I came across a pyspark issue when sorting the dataframe by a column. It seems like pyspark only orders the data within partitions when having multiple worker, even though it shouldn't.
from pyspark.sql import functions as F
import matplotlib.pyplot as plt
import numpy as np
num_rows = 1000000
num_cols = 300
# Create DataFrame mit 1 Million Rows and 300 columns with random data
columns = ["col_" + str(i) for i in range(num_cols)]
data = spark.range(0, num_rows)
# create id column first
data = data.repartition(1) # we need this here so monotonically_increasing_id gives all numbers sequentially
data = data.withColumn("test1", F.monotonically_increasing_id())
data = data.orderBy(F.rand())
data = data.repartition(10)
for col_name in columns:
data = data.withColumn(col_name, F.rand())

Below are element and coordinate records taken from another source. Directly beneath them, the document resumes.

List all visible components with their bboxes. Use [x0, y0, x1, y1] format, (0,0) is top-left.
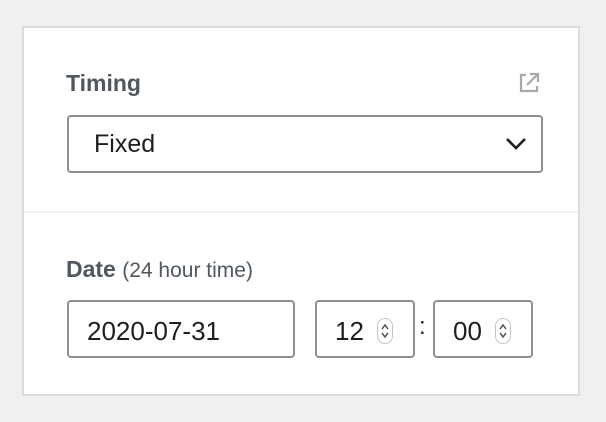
timing-section: Timing Fixed	[24, 28, 578, 213]
chevron-down-icon	[505, 136, 527, 152]
timing-select[interactable]: Fixed	[67, 115, 543, 173]
date-input-value: 2020-07-31	[87, 316, 220, 346]
date-label: Date (24 hour time)	[66, 256, 253, 283]
spinner-arrows-icon[interactable]	[495, 318, 511, 344]
date-format-note: (24 hour time)	[122, 259, 253, 282]
hour-input-value: 12	[335, 316, 364, 346]
external-link-icon[interactable]	[516, 70, 542, 96]
spinner-arrows-icon[interactable]	[377, 318, 393, 344]
timing-select-value: Fixed	[94, 130, 156, 158]
timing-panel: Timing Fixed Date (24 hour time) 2020-07…	[22, 26, 580, 396]
date-input[interactable]: 2020-07-31	[67, 300, 295, 358]
minute-input[interactable]: 00	[433, 300, 533, 358]
time-separator: :	[419, 313, 426, 340]
hour-input[interactable]: 12	[315, 300, 415, 358]
date-label-text: Date	[66, 256, 116, 282]
minute-input-value: 00	[453, 316, 482, 346]
timing-label: Timing	[66, 70, 141, 96]
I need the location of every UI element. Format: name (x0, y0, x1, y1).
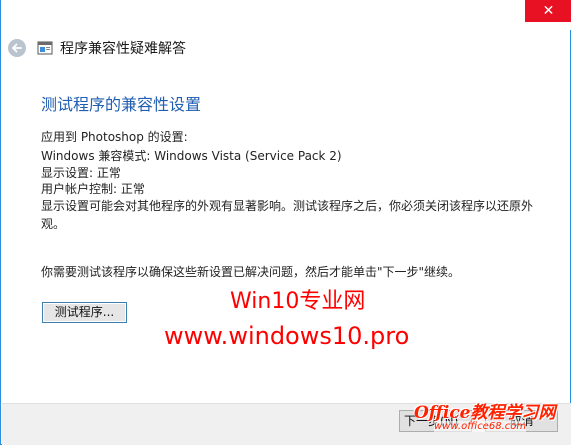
uac-line: 用户帐户控制: 正常 (41, 182, 145, 196)
back-button[interactable] (8, 39, 26, 57)
page-heading: 测试程序的兼容性设置 (41, 95, 202, 114)
warning-line-2: 观。 (41, 217, 66, 231)
watermark-url: www.windows10.pro (164, 322, 410, 350)
warning-line-1: 显示设置可能会对其他程序的外观有显著影响。测试该程序之后，你必须关闭该程序以还原… (41, 199, 534, 213)
title-bar: ✕ (1, 0, 571, 30)
close-button[interactable]: ✕ (525, 0, 571, 22)
logo-text: Office教程学习网 (414, 403, 556, 423)
applied-to-line: 应用到 Photoshop 的设置: (41, 130, 188, 144)
watermark-title: Win10专业网 (230, 289, 366, 314)
instruction-text: 你需要测试该程序以确保这些新设置已解决问题，然后才能单击"下一步"继续。 (41, 265, 461, 279)
navigation-bar: 程序兼容性疑难解答 (1, 31, 571, 65)
logo-url: www.office68.com (434, 421, 527, 432)
window-title: 程序兼容性疑难解答 (60, 41, 186, 57)
close-icon: ✕ (542, 3, 555, 19)
program-window-icon (37, 41, 53, 55)
back-arrow-icon (12, 43, 22, 53)
troubleshooter-window: ✕ 程序兼容性疑难解答 测试程序的兼容性设置 应用到 Photoshop 的设置… (0, 0, 571, 445)
compat-mode-line: Windows 兼容模式: Windows Vista (Service Pac… (41, 149, 342, 163)
test-program-button[interactable]: 测试程序... (42, 302, 127, 323)
site-logo-watermark: Office教程学习网 www.office68.com (414, 398, 571, 445)
display-settings-line: 显示设置: 正常 (41, 166, 121, 180)
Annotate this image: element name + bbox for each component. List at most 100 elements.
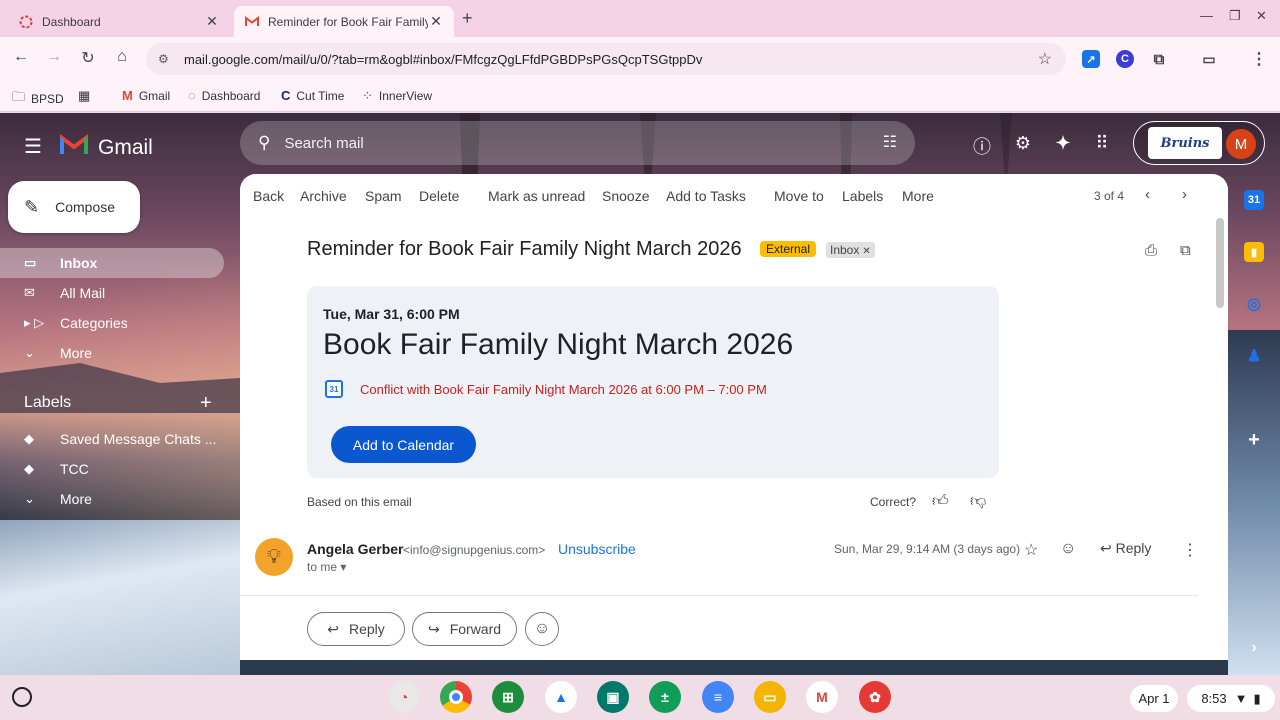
bookmark-dashboard[interactable]: ◌ Dashboard	[188, 88, 260, 103]
chrome-app-icon[interactable]	[440, 681, 472, 713]
new-tab-icon[interactable]: +	[462, 8, 473, 29]
search-icon[interactable]: ⚲	[258, 133, 270, 153]
settings-gear-icon[interactable]: ⚙	[1011, 133, 1035, 154]
sheets-app-icon[interactable]: ⊞	[492, 681, 524, 713]
tasks-side-icon[interactable]: ◎	[1244, 294, 1264, 314]
archive-button[interactable]: Archive	[300, 188, 347, 204]
back-icon[interactable]: ←	[10, 48, 32, 66]
recipients-toggle[interactable]: to me ▾	[307, 560, 346, 574]
tab-gmail[interactable]: Reminder for Book Fair Family Night Marc…	[234, 6, 454, 37]
search-input[interactable]	[284, 134, 845, 152]
classroom-app-icon[interactable]: ▣	[597, 681, 629, 713]
sidebar-item-more[interactable]: ⌄ More	[0, 338, 224, 368]
bookmark-cut-time[interactable]: C Cut Time	[281, 88, 344, 103]
back-button[interactable]: Back	[253, 188, 284, 204]
avatar[interactable]: M	[1226, 129, 1256, 159]
extension-c-icon[interactable]: C	[1116, 50, 1134, 68]
thumbs-down-icon[interactable]: 👎︎	[970, 492, 986, 511]
sidebar-labels-more[interactable]: ⌄ More	[0, 484, 224, 514]
add-label-icon[interactable]: +	[200, 392, 212, 415]
docs-app-icon[interactable]: ≡	[702, 681, 734, 713]
sidebar-item-categories[interactable]: ▸ ▷ Categories	[0, 308, 224, 338]
status-tray[interactable]: 8:53 ▼ ▮	[1187, 685, 1275, 712]
delete-button[interactable]: Delete	[419, 188, 459, 204]
main-menu-icon[interactable]: ☰	[24, 134, 42, 159]
slides-app-icon[interactable]: ▭	[754, 681, 786, 713]
compose-button[interactable]: ✎ Compose	[8, 181, 140, 233]
gmail-app-icon[interactable]: M	[806, 681, 838, 713]
close-tab-icon[interactable]: ✕	[428, 13, 444, 30]
older-chevron-icon[interactable]: ›	[1182, 186, 1187, 203]
sidebar-item-inbox[interactable]: ▭ Inbox	[0, 248, 224, 278]
site-info-icon[interactable]: ⚙	[158, 52, 178, 66]
open-new-window-icon[interactable]: ⧉	[1180, 242, 1191, 259]
snooze-button[interactable]: Snooze	[602, 188, 649, 204]
move-to-button[interactable]: Move to	[774, 188, 824, 204]
hide-side-panel-icon[interactable]: ›	[1244, 638, 1264, 658]
contacts-side-icon[interactable]: ♟	[1244, 346, 1264, 366]
sidebar-label-saved-message-chats[interactable]: ◆ Saved Message Chats ...	[0, 424, 224, 454]
reading-list-icon[interactable]: ▭	[1200, 50, 1218, 68]
time-text: 8:53	[1201, 691, 1227, 706]
extensions-puzzle-icon[interactable]: ⧉	[1150, 50, 1168, 68]
close-tab-icon[interactable]: ✕	[204, 13, 220, 30]
search-bar[interactable]: ⚲ ☷	[240, 121, 915, 165]
bookmark-label: Gmail	[138, 88, 171, 103]
add-side-app-icon[interactable]: +	[1244, 429, 1264, 451]
canvas-app-icon[interactable]: ✿	[859, 681, 891, 713]
extension-arrow-icon[interactable]: ↗	[1082, 50, 1100, 68]
close-window-icon[interactable]: ✕	[1256, 8, 1267, 24]
wifi-icon: ▼	[1234, 691, 1248, 706]
bookmark-gmail[interactable]: M Gmail	[122, 88, 170, 103]
reload-icon[interactable]: ↻	[77, 48, 99, 68]
battery-icon: ▮	[1253, 690, 1261, 706]
chrome-menu-icon[interactable]: ⋮	[1250, 50, 1268, 68]
add-to-tasks-button[interactable]: Add to Tasks	[666, 188, 746, 204]
help-icon[interactable]: ⓘ	[970, 133, 994, 159]
bookmark-bpsd[interactable]: 🗀 BPSD	[12, 88, 64, 110]
tab-dashboard[interactable]: Dashboard ✕	[8, 6, 230, 37]
google-apps-icon[interactable]: ⠿	[1090, 133, 1114, 154]
sidebar-label-tcc[interactable]: ◆ TCC	[0, 454, 224, 484]
unsubscribe-link[interactable]: Unsubscribe	[558, 541, 636, 557]
star-icon[interactable]: ☆	[1024, 540, 1038, 560]
gemini-icon[interactable]: ✦	[1051, 133, 1075, 154]
home-icon[interactable]: ⌂	[111, 48, 133, 66]
bookmark-innerview[interactable]: ⁘ InnerView	[362, 88, 432, 104]
files-app-icon[interactable]: ◔	[388, 681, 420, 713]
reply-button[interactable]: ↩ Reply	[307, 612, 405, 646]
calendar-side-icon[interactable]: 31	[1244, 190, 1264, 210]
emoji-reaction-icon[interactable]: ☺	[1060, 540, 1076, 558]
apps-grid-bookmark[interactable]: ▦	[78, 88, 96, 104]
newer-chevron-icon[interactable]: ‹	[1145, 186, 1150, 203]
forward-icon[interactable]: →	[43, 48, 65, 66]
bookmark-star-icon[interactable]: ☆	[1038, 49, 1052, 69]
sender-email: <info@signupgenius.com>	[403, 543, 546, 557]
scrollbar[interactable]	[1216, 218, 1224, 308]
emoji-react-button[interactable]: ☺	[525, 612, 559, 646]
calculator-app-icon[interactable]: ±	[649, 681, 681, 713]
print-icon[interactable]: ⎙	[1145, 242, 1157, 259]
inbox-icon: ▭	[24, 255, 37, 270]
message-more-icon[interactable]: ⋮	[1182, 540, 1198, 560]
forward-button[interactable]: ↪ Forward	[412, 612, 517, 646]
restore-icon[interactable]: ❐	[1229, 8, 1241, 24]
mark-unread-button[interactable]: Mark as unread	[488, 188, 585, 204]
sidebar-item-all-mail[interactable]: ✉ All Mail	[0, 278, 224, 308]
remove-label-icon[interactable]: ✕	[862, 246, 870, 257]
more-button[interactable]: More	[902, 188, 934, 204]
launcher-icon[interactable]	[12, 687, 32, 707]
keep-side-icon[interactable]: ▮	[1244, 242, 1264, 262]
drive-app-icon[interactable]: ▲	[545, 681, 577, 713]
date-tray[interactable]: Apr 1	[1130, 685, 1178, 712]
search-options-icon[interactable]: ☷	[883, 132, 897, 152]
minimize-icon[interactable]: —	[1200, 8, 1213, 23]
spam-button[interactable]: Spam	[365, 188, 402, 204]
add-to-calendar-button[interactable]: Add to Calendar	[331, 426, 476, 463]
labels-button[interactable]: Labels	[842, 188, 883, 204]
thumbs-up-icon[interactable]: 👍︎	[932, 492, 949, 511]
reply-header-button[interactable]: ↩ Reply	[1100, 540, 1151, 557]
account-switcher[interactable]: Bruins M	[1133, 121, 1265, 165]
gmail-logo[interactable]: Gmail	[60, 132, 153, 163]
address-bar[interactable]: ⚙ mail.google.com/mail/u/0/?tab=rm&ogbl#…	[146, 43, 1066, 75]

# default sorting which leads to wrong sorting
data = data.orderBy("test1", ascending=False)
test2 = data.select(F.collect_list("test1")).first()[0]
plt.plot(test2, color="red")
# test sorting after repartioning to 1 partition
data2 = data.repartition(1)
data2 = data2.orderBy("test1", ascending=False)
test3 = data2.select(F.collect_list("test1")).first()[0]
plt.plot(test3, color="red")
The first plot looks like this:
The second plot looks like this:
The second plot (after repartitioning to 1 partition) shows the correct sorting.
Is this a known issue? If so it is a pyspark issue or a databricks issue? When having only one worker both plots are correct.